2021-05-12 13:05:55 EDT

(In reply to Jonah Graham from comment #11)
> (In reply to John Dallaway from comment #10)
> > This change is problematic for word-addressable target architectures. For
> > example, with a 16-bit word-addressable architecture GDB returns an opcode
> > string such as "1234 5678" (4 octets, 2 addressable units) rather than "12
> > 34 56 78".
> > 
> > The method
> > org.eclipse.cdt.debug.internal.ui.disassembly.dsf.DisassemblyUtils.
> > decodeOpcode(String) assumes a byte-addressable architecture.
> > 
> > Could we eliminate conversion of the opcode string to a Byte[] and then back
> > to a String for presentation? In most CDT debugging views, DSF-GDB relies on
> > GDB itself for the formatting of data.
> 
> That is a probably the right solution.

@Marc Ernst, are you able to look at this issue in the short term? Unfortunately, the current code constitutes a regression in behaviour for some users.
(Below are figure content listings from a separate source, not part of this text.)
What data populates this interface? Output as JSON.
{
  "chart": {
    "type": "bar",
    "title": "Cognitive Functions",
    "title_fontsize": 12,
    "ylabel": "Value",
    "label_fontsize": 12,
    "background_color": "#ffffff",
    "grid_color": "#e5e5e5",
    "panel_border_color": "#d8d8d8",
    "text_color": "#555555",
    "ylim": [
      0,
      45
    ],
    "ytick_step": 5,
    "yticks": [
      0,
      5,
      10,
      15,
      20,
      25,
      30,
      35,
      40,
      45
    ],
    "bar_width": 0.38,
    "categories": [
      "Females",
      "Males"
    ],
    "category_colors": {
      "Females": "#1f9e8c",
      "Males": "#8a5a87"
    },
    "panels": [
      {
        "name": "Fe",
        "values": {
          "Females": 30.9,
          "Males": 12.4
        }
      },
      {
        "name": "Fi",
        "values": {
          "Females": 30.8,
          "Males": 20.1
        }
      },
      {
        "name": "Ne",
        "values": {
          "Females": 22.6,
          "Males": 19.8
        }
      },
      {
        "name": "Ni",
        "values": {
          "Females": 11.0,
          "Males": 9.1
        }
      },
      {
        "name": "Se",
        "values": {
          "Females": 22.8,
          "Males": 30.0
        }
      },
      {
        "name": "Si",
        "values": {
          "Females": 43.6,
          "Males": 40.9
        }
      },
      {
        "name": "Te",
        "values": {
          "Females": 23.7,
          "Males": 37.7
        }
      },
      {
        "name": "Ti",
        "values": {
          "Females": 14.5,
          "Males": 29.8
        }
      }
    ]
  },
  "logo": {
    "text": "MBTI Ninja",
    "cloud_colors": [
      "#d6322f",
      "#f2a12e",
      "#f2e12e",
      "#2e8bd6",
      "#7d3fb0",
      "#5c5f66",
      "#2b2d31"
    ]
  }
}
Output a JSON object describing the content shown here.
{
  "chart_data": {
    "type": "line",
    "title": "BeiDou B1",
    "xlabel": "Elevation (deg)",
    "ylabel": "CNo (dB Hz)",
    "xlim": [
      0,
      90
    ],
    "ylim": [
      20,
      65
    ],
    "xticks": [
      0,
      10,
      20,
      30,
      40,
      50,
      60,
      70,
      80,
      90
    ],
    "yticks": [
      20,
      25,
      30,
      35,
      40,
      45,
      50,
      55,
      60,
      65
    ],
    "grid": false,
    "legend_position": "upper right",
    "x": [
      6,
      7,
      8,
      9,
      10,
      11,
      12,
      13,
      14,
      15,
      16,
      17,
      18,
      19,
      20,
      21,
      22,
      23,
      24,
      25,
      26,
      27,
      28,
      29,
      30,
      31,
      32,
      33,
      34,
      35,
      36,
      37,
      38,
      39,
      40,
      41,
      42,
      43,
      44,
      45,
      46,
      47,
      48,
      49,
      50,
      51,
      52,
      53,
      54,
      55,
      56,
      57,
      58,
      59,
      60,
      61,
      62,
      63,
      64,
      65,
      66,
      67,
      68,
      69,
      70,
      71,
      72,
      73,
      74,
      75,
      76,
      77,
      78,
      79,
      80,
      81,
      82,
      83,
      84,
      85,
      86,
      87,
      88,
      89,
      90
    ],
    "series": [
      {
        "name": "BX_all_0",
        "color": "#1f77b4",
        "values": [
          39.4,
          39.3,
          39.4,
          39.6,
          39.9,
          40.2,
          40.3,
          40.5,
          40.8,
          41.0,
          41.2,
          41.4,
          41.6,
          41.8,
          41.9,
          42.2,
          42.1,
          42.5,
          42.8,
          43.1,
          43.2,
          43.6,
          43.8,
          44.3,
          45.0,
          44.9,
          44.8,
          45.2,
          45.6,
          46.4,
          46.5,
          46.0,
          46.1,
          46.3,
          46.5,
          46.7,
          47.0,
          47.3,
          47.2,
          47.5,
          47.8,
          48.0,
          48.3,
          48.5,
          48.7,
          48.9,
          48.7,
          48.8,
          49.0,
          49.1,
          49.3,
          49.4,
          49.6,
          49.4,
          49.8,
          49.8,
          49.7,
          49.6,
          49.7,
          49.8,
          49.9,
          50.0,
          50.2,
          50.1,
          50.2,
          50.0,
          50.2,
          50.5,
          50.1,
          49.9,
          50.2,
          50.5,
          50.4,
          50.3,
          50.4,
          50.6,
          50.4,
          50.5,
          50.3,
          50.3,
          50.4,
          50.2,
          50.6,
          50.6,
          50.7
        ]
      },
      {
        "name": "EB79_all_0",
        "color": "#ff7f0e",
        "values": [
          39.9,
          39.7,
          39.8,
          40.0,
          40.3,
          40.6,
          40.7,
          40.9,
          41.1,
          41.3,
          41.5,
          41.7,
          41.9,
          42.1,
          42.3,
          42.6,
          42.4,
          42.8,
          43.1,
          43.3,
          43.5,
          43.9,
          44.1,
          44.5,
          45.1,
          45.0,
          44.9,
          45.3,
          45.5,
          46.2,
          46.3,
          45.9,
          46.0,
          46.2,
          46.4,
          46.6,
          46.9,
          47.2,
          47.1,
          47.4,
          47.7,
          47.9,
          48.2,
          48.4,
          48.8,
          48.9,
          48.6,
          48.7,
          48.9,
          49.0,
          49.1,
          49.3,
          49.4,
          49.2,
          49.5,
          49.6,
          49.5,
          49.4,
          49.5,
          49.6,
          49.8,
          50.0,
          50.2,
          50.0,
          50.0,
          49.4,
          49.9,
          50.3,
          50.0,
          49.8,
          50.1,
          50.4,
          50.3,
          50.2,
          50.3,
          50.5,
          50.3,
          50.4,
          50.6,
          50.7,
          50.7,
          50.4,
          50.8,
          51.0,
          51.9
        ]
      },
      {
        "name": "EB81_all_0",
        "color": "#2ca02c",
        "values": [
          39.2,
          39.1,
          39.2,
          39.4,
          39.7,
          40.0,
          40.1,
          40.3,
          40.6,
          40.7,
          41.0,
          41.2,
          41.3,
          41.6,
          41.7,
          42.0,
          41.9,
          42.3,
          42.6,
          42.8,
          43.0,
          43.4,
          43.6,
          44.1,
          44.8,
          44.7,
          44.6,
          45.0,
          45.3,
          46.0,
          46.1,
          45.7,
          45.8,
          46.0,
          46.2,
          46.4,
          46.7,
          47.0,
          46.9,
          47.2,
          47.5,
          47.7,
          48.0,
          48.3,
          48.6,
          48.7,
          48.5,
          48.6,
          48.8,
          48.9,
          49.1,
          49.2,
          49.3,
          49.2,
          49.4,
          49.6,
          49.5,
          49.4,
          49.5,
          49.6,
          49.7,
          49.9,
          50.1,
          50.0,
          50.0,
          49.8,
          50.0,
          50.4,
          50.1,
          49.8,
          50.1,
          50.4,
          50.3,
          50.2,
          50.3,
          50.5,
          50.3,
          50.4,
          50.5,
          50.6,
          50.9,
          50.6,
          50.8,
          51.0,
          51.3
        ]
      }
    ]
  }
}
I can test any changes if necessary.

Comment 13 Marc Ernst

2021-05-18 04:40:23 EDT

Hi John, yes, I can take care of this but can start earliest end of next week.

Comment 14 Eclipse Genie

2021-05-18 13:44:02 EDT

New Gerrit change created: https://git.eclipse.org/r/c/cdt/org.eclipse.cdt/+/180744

Comment 15 Eclipse Genie

2021-05-18 13:44:05 EDT

New Gerrit change created: https://git.eclipse.org/r/c/cdt/org.eclipse.cdt/+/180743

Comment 16 Jonah Graham

2021-05-18 13:50:13 EDT

Created attachment 286416 [details]
ellipsis

(In reply to Marc Ernst from comment #13)
> Hi John, yes, I can take care of this but can start earliest end of next
> week.

I think end of next week is too long to wait as we need this merged by 31 May at the latest, so I have submitted a fix for this:
> https://git.eclipse.org/r/c/cdt/org.eclipse.cdt/+/180743

In addition, I found that the silently cutting off of extra bytes to not be a good solution, so if the opcode length is too much, the last visible character is replaced with an ellipsis. 
> https://git.eclipse.org/r/c/cdt/org.eclipse.cdt/+/180744

I suspect this is rare to never occurrence, to test it I temporarily changed org.eclipse.cdt.dsf.debug.internal.ui.disassembly.OpcodeRulerColumn.MAXWIDTH to a smaller value so I could obtain the attached screenshot.

Comment 17 Eclipse Genie

2021-05-19 09:33:01 EDT

Gerrit change https://git.eclipse.org/r/c/cdt/org.eclipse.cdt/+/180743 was merged to [master].
Commit: http://git.eclipse.org/c/cdt/org.eclipse.cdt.git/commit/?id=7743993a08c2c3394a24f2fe2795fadeb0843d4b

Comment 18 Eclipse Genie

2021-05-23 00:26:26 EDT

Gerrit change https://git.eclipse.org/r/c/cdt/org.eclipse.cdt/+/180744 was merged to [master].
Commit: http://git.eclipse.org/c/cdt/org.eclipse.cdt.git/commit/?id=2443cfbeff09abee51b95703d8e88f1d1af28446

Comment 19 Jonah Graham

2021-05-23 00:27:08 EDT

Regression identified in Comment 10 fixed, and minor adjustment that shows ellipsis committed.